William Hutt Turner Jr. was born on Feb. 29, 1940, in Rochester, N.Y., and grew up in Towanda and Unionville, Pa. His father worked at Eastman Kodak; his mother, Esther (Allyn) Turner, was a homemaker and bred dogs.
Mr. Turner began his horse-racing career in his late teens as a steeplechase rider for the trainer William Burling Cocks. “The falling off part isn’t too bad; it’s hitting the ground that hurts,” Mr. Turner told Sports Illustrated in 1977. “I had broken ribs and collarbones, things like that. But you can tape up a broken collarbone and ride with it.”
After becoming an assistant trainer for Mr. Cocks, Mr.
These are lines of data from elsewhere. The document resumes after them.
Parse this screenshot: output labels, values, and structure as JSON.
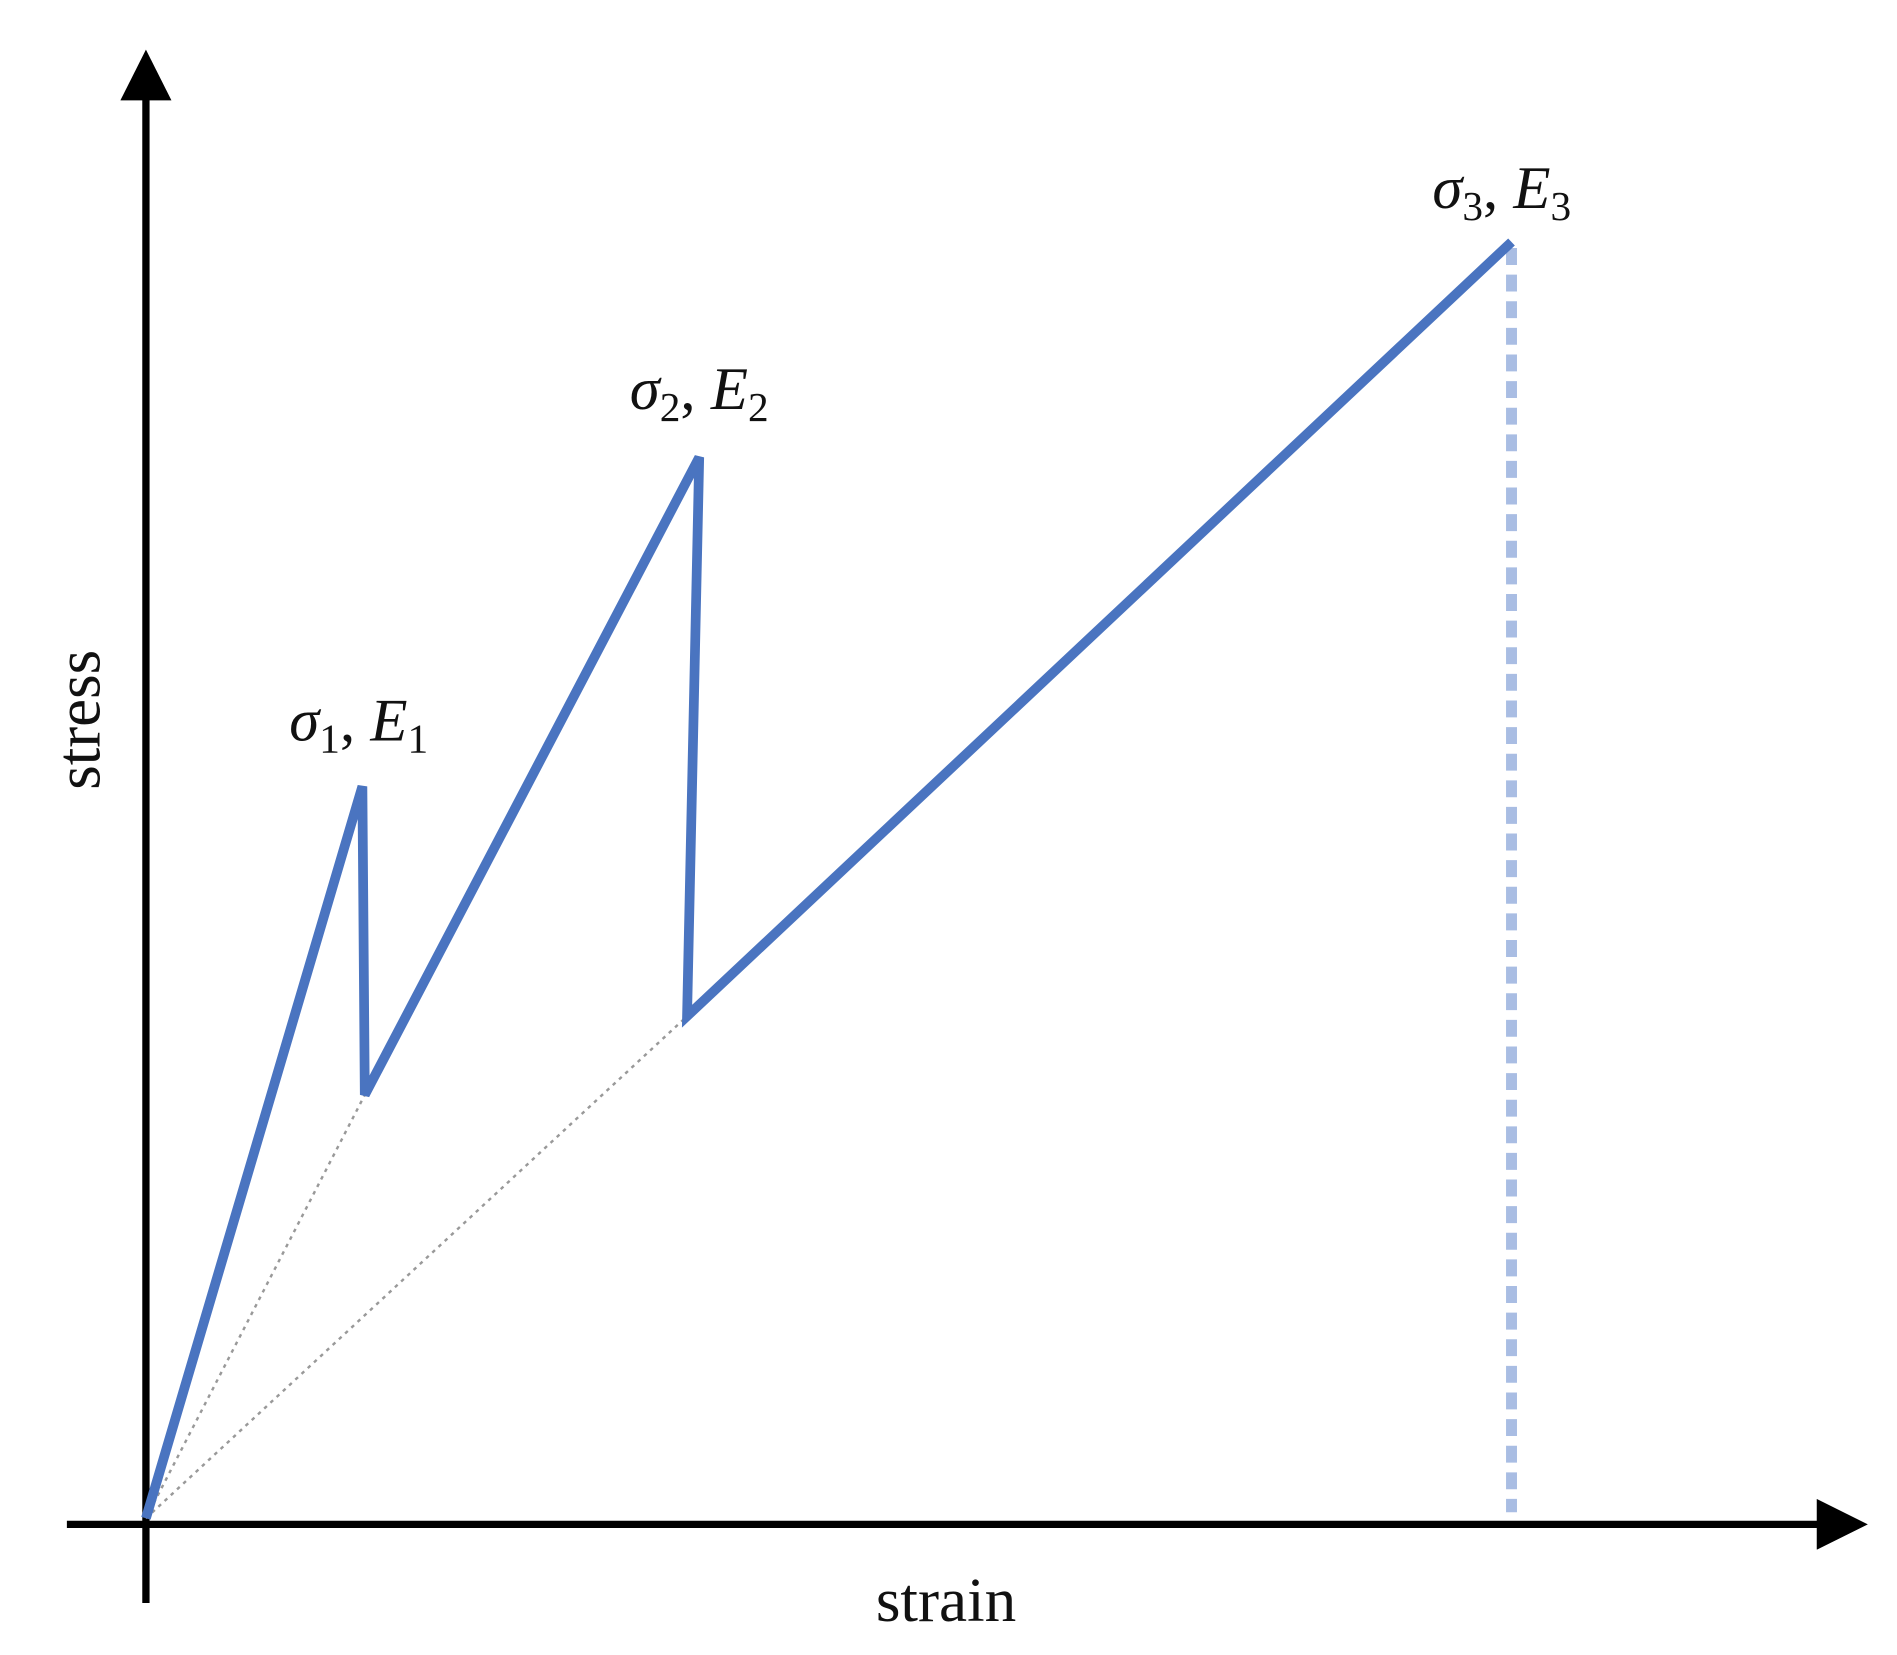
{
  "axes": {
    "x_label": "strain",
    "y_label": "stress"
  },
  "labels": [
    {
      "stress_symbol": "σ",
      "stress_index": "1",
      "separator": ", ",
      "modulus_symbol": "E",
      "modulus_index": "1"
    },
    {
      "stress_symbol": "σ",
      "stress_index": "2",
      "separator": ", ",
      "modulus_symbol": "E",
      "modulus_index": "2"
    },
    {
      "stress_symbol": "σ",
      "stress_index": "3",
      "separator": ", ",
      "modulus_symbol": "E",
      "modulus_index": "3"
    }
  ]
}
Turner started training thoroughbreds in the mid-1960s. In 1969, he began working with Dust Commander and other horses for Robert E. Lehmann, a retired contractor. But sometime before Dust Commander won the 1970 Kentucky Derby, Mr. Lehmann fired Mr. Turner for not winning often enough.
Mr. Turner — whom Mr. Hill said was a skilled raconteur who “never let the truth get in the way of a good story” — got a second chance at the Derby when he took on Slew. But his association with the horse ended several months after Slew lost his first race (finishing fourth at Hollywood Park in Inglewood, Calif.) in July 1977.
Slew’s owners and Mr. Turner called it an amicable parting, but the break was initiated by Mr. Turner’s excessive drinking.
“For more than a decade,” Mr. Turner told The Baltimore Sun in 2010, when he said he was 20 years into sobriety, “I’d been literally living on alcohol.”
In 1978, Mr. Turner sued the Taylors and the Hills for 10 percent of the $12 million for which Slew was syndicated as a breeding stallion, plus the right to breed him to one mare a year.
“I can lock Slew up until this thing is settled,” Mr. Hill told The New York Times. “He will not be able to be bred to a single mare until the courts decide on this case.”
Mr. Taylor countered by saying, “You can’t train a horse when you spend more time in a bar than at the barn.”
Mrs. Hill said the suit was settled.
Mr. Turner — whose horses won 533 races out of 4,314 started, according to the Equibase website — trained other successful horses. One of them, Play On, finished second in the Preakness Stakes and fourth in the Belmont Stakes in 1984.
Overall, Mr. Turner’s horses earned $17.5 million.
A GoFundMe page that was posted on Dec. 27 had raised nearly $40,000 for Mr. Turner’s medical and living costs.
Mr. Turner met Patti Rich, a former exercise rider and jockey, at an Alcoholics Anonymous meeting in 1988, and they married three years later. His two previous marriages had ended in divorce. In addition to his wife, he is survived by a daughter, Nelle Durizch, from his first marriage; a son, Liam, from his second marriage; and four grandchildren.
In 2010, after Mr. Turner’s name did not appear on the list of nominees for the National Museum of Racing’s Hall of Fame, Paul Moran, a columnist at ESPN.com, made the case for his inclusion in the Hall. Mr. Turner hasn’t been on list of finalists in at least a decade.
“Turner is somewhat milder than low-key and would never say this about himself,” Mr. Moran wrote, “but no American trainer living or dead not already in the Hall of Fame deserves induction more than the trainer of Seattle Slew, Czaravich, Gaviola, Punch Line and many other stakes winners.”